Targeted photodynamic-induced singlet oxygen production by peptide-conjugated biodegradable nanoparticles for treatment of skin melanoma

Abstract Background Photodynamic therapy (PDT) has been determined to be a promising treatment modality in the most resistant tumors such as malignant melanoma. However, the key cytotoxic agent of PDT, -singlet oxygen ( 1 O 2 ) - represents a high risk of photodynamic-associated side effects e.g. skin photosensitization. Recently, controllable photosensitization, where 1 O 2 is produced on demand, has received increasing attention. In our study, this could be achieved via loading the photosensitizer (PS) in nanoparticles (NPs) decorated with target-specific moieties characterized by 1 O 2 quenching abilities to specifically locate the PS in the targeted cells and assure that 1 O 2 is only produced where desired after cellular processing.

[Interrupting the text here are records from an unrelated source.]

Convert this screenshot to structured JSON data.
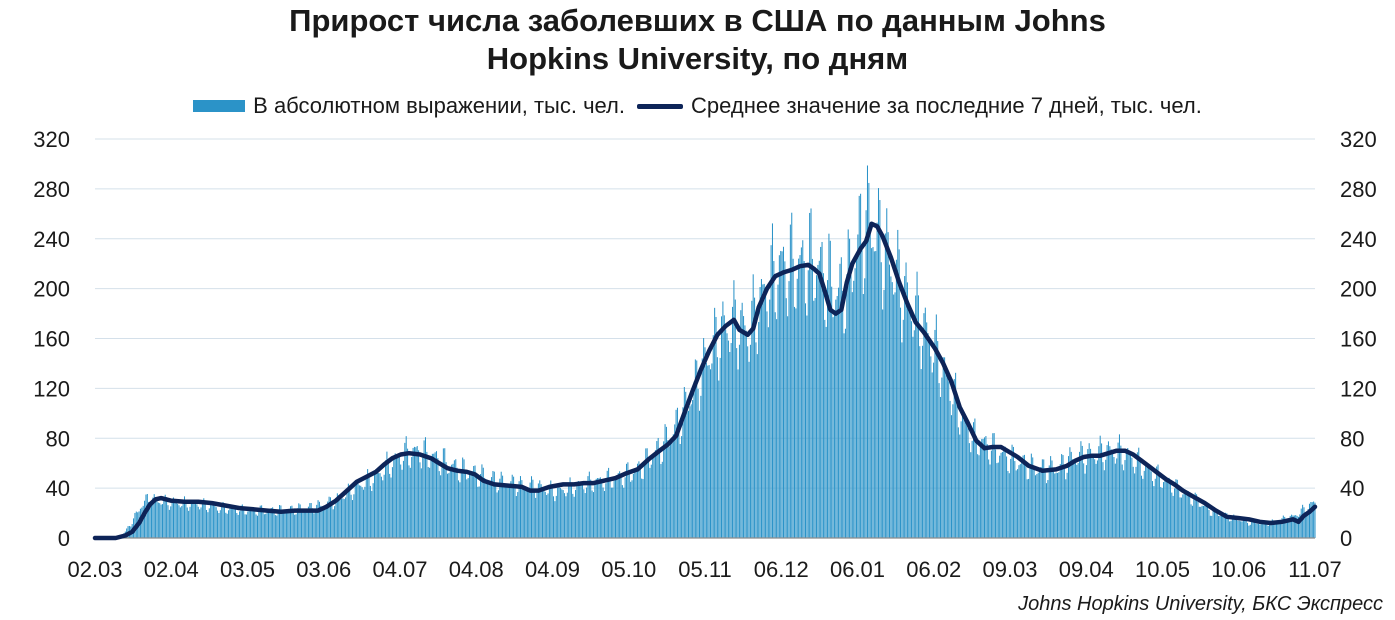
{
  "chart_data": {
    "type": "bar",
    "title": "Прирост числа заболевших в США по данным Johns Hopkins University, по дням",
    "title_lines": [
      "Прирост числа заболевших в США по данным Johns",
      "Hopkins University, по дням"
    ],
    "xlabel": "",
    "ylabel": "",
    "ylim": [
      0,
      320
    ],
    "yticks": [
      "0",
      "40",
      "80",
      "120",
      "160",
      "200",
      "240",
      "280",
      "320"
    ],
    "x_tick_labels": [
      "02.03",
      "02.04",
      "03.05",
      "03.06",
      "04.07",
      "04.08",
      "04.09",
      "05.10",
      "05.11",
      "06.12",
      "06.01",
      "06.02",
      "09.03",
      "09.04",
      "10.05",
      "10.06",
      "11.07"
    ],
    "grid": true,
    "legend_position": "top",
    "colors": {
      "bars": "#2b93c8",
      "line": "#0d2458",
      "grid": "#d4e0ea",
      "axis": "#8c8c8c"
    },
    "series": [
      {
        "name": "В абсолютном выражении, тыс. чел.",
        "type": "bar",
        "points": [
          [
            0,
            0
          ],
          [
            10,
            0
          ],
          [
            18,
            1
          ],
          [
            22,
            5
          ],
          [
            28,
            15
          ],
          [
            33,
            25
          ],
          [
            38,
            31
          ],
          [
            44,
            30
          ],
          [
            60,
            28
          ],
          [
            75,
            27
          ],
          [
            90,
            24
          ],
          [
            110,
            22
          ],
          [
            130,
            22
          ],
          [
            145,
            23
          ],
          [
            160,
            25
          ],
          [
            175,
            30
          ],
          [
            190,
            41
          ],
          [
            205,
            50
          ],
          [
            215,
            60
          ],
          [
            225,
            67
          ],
          [
            235,
            69
          ],
          [
            245,
            65
          ],
          [
            255,
            60
          ],
          [
            265,
            55
          ],
          [
            280,
            50
          ],
          [
            295,
            45
          ],
          [
            305,
            43
          ],
          [
            315,
            42
          ],
          [
            325,
            40
          ],
          [
            335,
            37
          ],
          [
            345,
            40
          ],
          [
            355,
            43
          ],
          [
            365,
            45
          ],
          [
            375,
            47
          ],
          [
            385,
            50
          ],
          [
            395,
            55
          ],
          [
            405,
            66
          ],
          [
            415,
            78
          ],
          [
            425,
            95
          ],
          [
            435,
            120
          ],
          [
            445,
            145
          ],
          [
            455,
            165
          ],
          [
            465,
            172
          ],
          [
            475,
            165
          ],
          [
            480,
            180
          ],
          [
            490,
            205
          ],
          [
            500,
            218
          ],
          [
            510,
            215
          ],
          [
            520,
            222
          ],
          [
            530,
            210
          ],
          [
            540,
            195
          ],
          [
            548,
            210
          ],
          [
            555,
            240
          ],
          [
            562,
            255
          ],
          [
            570,
            238
          ],
          [
            578,
            220
          ],
          [
            588,
            195
          ],
          [
            598,
            175
          ],
          [
            608,
            155
          ],
          [
            618,
            130
          ],
          [
            628,
            100
          ],
          [
            638,
            80
          ],
          [
            648,
            74
          ],
          [
            660,
            66
          ],
          [
            672,
            60
          ],
          [
            685,
            55
          ],
          [
            700,
            56
          ],
          [
            710,
            64
          ],
          [
            720,
            66
          ],
          [
            730,
            68
          ],
          [
            740,
            70
          ],
          [
            750,
            66
          ],
          [
            760,
            58
          ],
          [
            770,
            50
          ],
          [
            780,
            44
          ],
          [
            790,
            36
          ],
          [
            800,
            30
          ],
          [
            810,
            22
          ],
          [
            820,
            18
          ],
          [
            830,
            15
          ],
          [
            840,
            12
          ],
          [
            850,
            12
          ],
          [
            860,
            14
          ],
          [
            870,
            17
          ],
          [
            880,
            24
          ],
          [
            885,
            28
          ]
        ]
      },
      {
        "name": "Среднее значение за последние 7 дней, тыс. чел.",
        "type": "line",
        "points": [
          [
            0,
            0
          ],
          [
            15,
            0
          ],
          [
            22,
            2
          ],
          [
            27,
            5
          ],
          [
            32,
            12
          ],
          [
            36,
            20
          ],
          [
            40,
            27
          ],
          [
            44,
            31
          ],
          [
            48,
            32
          ],
          [
            55,
            30
          ],
          [
            65,
            29
          ],
          [
            75,
            29
          ],
          [
            85,
            28
          ],
          [
            95,
            26
          ],
          [
            105,
            24
          ],
          [
            115,
            23
          ],
          [
            125,
            22
          ],
          [
            135,
            21
          ],
          [
            145,
            22
          ],
          [
            155,
            22
          ],
          [
            162,
            22
          ],
          [
            168,
            25
          ],
          [
            175,
            30
          ],
          [
            182,
            37
          ],
          [
            190,
            45
          ],
          [
            197,
            49
          ],
          [
            204,
            53
          ],
          [
            210,
            59
          ],
          [
            216,
            64
          ],
          [
            222,
            67
          ],
          [
            228,
            68
          ],
          [
            236,
            67
          ],
          [
            244,
            64
          ],
          [
            250,
            60
          ],
          [
            256,
            56
          ],
          [
            263,
            54
          ],
          [
            270,
            53
          ],
          [
            276,
            51
          ],
          [
            282,
            46
          ],
          [
            290,
            43
          ],
          [
            300,
            42
          ],
          [
            310,
            41
          ],
          [
            316,
            38
          ],
          [
            322,
            38
          ],
          [
            330,
            41
          ],
          [
            340,
            43
          ],
          [
            348,
            43
          ],
          [
            355,
            44
          ],
          [
            362,
            44
          ],
          [
            370,
            46
          ],
          [
            378,
            48
          ],
          [
            386,
            52
          ],
          [
            394,
            55
          ],
          [
            402,
            63
          ],
          [
            410,
            70
          ],
          [
            416,
            75
          ],
          [
            422,
            82
          ],
          [
            428,
            100
          ],
          [
            434,
            118
          ],
          [
            440,
            135
          ],
          [
            446,
            150
          ],
          [
            452,
            163
          ],
          [
            458,
            170
          ],
          [
            464,
            175
          ],
          [
            468,
            167
          ],
          [
            474,
            163
          ],
          [
            478,
            168
          ],
          [
            482,
            185
          ],
          [
            488,
            200
          ],
          [
            494,
            210
          ],
          [
            500,
            213
          ],
          [
            506,
            215
          ],
          [
            512,
            218
          ],
          [
            518,
            219
          ],
          [
            522,
            216
          ],
          [
            526,
            212
          ],
          [
            530,
            198
          ],
          [
            534,
            183
          ],
          [
            538,
            180
          ],
          [
            542,
            183
          ],
          [
            546,
            205
          ],
          [
            550,
            220
          ],
          [
            556,
            232
          ],
          [
            560,
            238
          ],
          [
            564,
            252
          ],
          [
            568,
            250
          ],
          [
            572,
            242
          ],
          [
            578,
            225
          ],
          [
            584,
            205
          ],
          [
            590,
            188
          ],
          [
            596,
            173
          ],
          [
            602,
            165
          ],
          [
            610,
            152
          ],
          [
            616,
            140
          ],
          [
            622,
            125
          ],
          [
            628,
            105
          ],
          [
            634,
            92
          ],
          [
            640,
            78
          ],
          [
            646,
            72
          ],
          [
            652,
            73
          ],
          [
            658,
            73
          ],
          [
            664,
            69
          ],
          [
            670,
            65
          ],
          [
            678,
            58
          ],
          [
            688,
            54
          ],
          [
            698,
            55
          ],
          [
            706,
            58
          ],
          [
            712,
            62
          ],
          [
            718,
            65
          ],
          [
            724,
            66
          ],
          [
            730,
            66
          ],
          [
            736,
            68
          ],
          [
            742,
            70
          ],
          [
            748,
            70
          ],
          [
            754,
            67
          ],
          [
            760,
            62
          ],
          [
            766,
            57
          ],
          [
            772,
            52
          ],
          [
            778,
            47
          ],
          [
            784,
            43
          ],
          [
            790,
            38
          ],
          [
            798,
            33
          ],
          [
            806,
            28
          ],
          [
            814,
            22
          ],
          [
            822,
            17
          ],
          [
            830,
            16
          ],
          [
            838,
            15
          ],
          [
            846,
            13
          ],
          [
            854,
            12
          ],
          [
            862,
            13
          ],
          [
            870,
            15
          ],
          [
            874,
            13
          ],
          [
            878,
            18
          ],
          [
            882,
            21
          ],
          [
            886,
            25
          ]
        ]
      }
    ]
  },
  "source": "Johns Hopkins University, БКС Экспресс"
}
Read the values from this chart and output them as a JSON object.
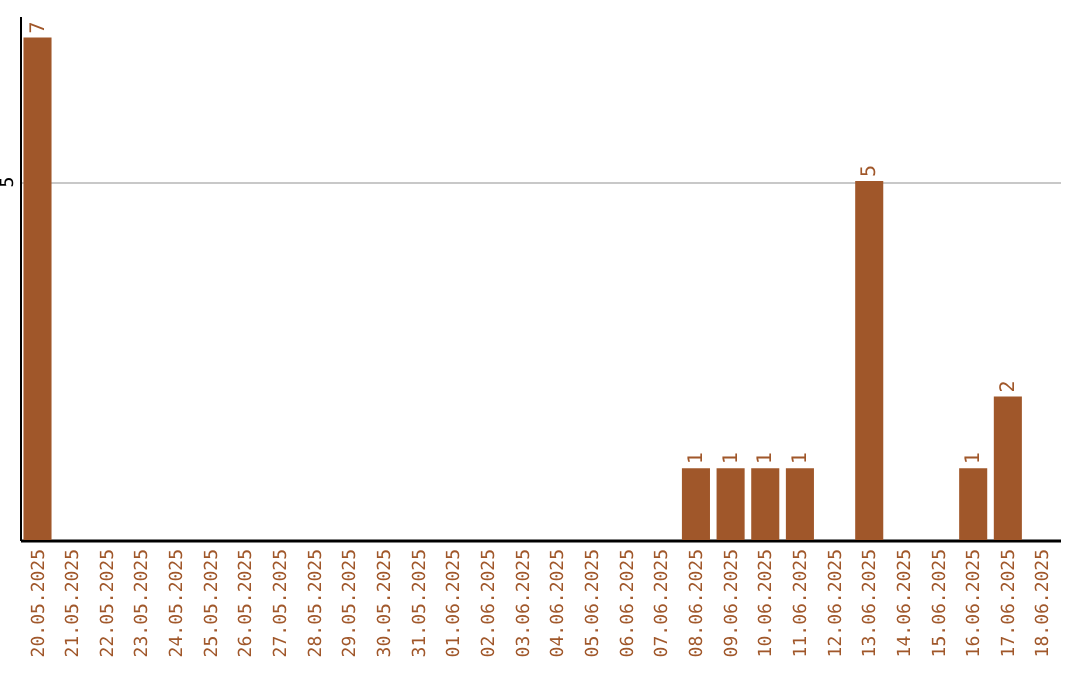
{
  "chart_data": {
    "type": "bar",
    "categories": [
      "20.05.2025",
      "21.05.2025",
      "22.05.2025",
      "23.05.2025",
      "24.05.2025",
      "25.05.2025",
      "26.05.2025",
      "27.05.2025",
      "28.05.2025",
      "29.05.2025",
      "30.05.2025",
      "31.05.2025",
      "01.06.2025",
      "02.06.2025",
      "03.06.2025",
      "04.06.2025",
      "05.06.2025",
      "06.06.2025",
      "07.06.2025",
      "08.06.2025",
      "09.06.2025",
      "10.06.2025",
      "11.06.2025",
      "12.06.2025",
      "13.06.2025",
      "14.06.2025",
      "15.06.2025",
      "16.06.2025",
      "17.06.2025",
      "18.06.2025"
    ],
    "values": [
      7,
      0,
      0,
      0,
      0,
      0,
      0,
      0,
      0,
      0,
      0,
      0,
      0,
      0,
      0,
      0,
      0,
      0,
      0,
      1,
      1,
      1,
      1,
      0,
      5,
      0,
      0,
      1,
      2,
      0
    ],
    "value_labels": [
      "7",
      null,
      null,
      null,
      null,
      null,
      null,
      null,
      null,
      null,
      null,
      null,
      null,
      null,
      null,
      null,
      null,
      null,
      null,
      "1",
      "1",
      "1",
      "1",
      null,
      "5",
      null,
      null,
      "1",
      "2",
      null
    ],
    "color": "#a0572a",
    "ylim": [
      0,
      7.3
    ],
    "yticks": [
      5
    ],
    "grid": "y"
  }
}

Methods Polymeric and hybrid lipid-polymer NPs were formulated and assayed for their physicochemical properties. This was followed by conjugation with an active targeting ligand, cRGDyk, cyclic (Arginine-Glycine-Aspartic acid-D-Tyrosine-Lysine) peptide. Finally, photodynamic potential of the selected formulations was assayed by quantification of 1 O 2 production and in vitro cytotoxicity. Results Three formulations were selected and nominated to be formulations of choice ( FOCs ); FOC-1 (200 nm, polymeric), FOC-2 (130 nm, polymeric) and FOC-3 (200 nm, hybrid). Physicochemical properties, most importantly particle size and NPs’ composition have shown to be the major determinants in targeted NPs’ 1 O 2 production and PDT-mediated cytotoxicity of melanoma. Conclusion Proper selection of formulations intended for PDT application and target-specific ligands could achieve dual targeting; enhanced accumulation of NPs and protection of 1 O 2 production elsewhere other than target cells.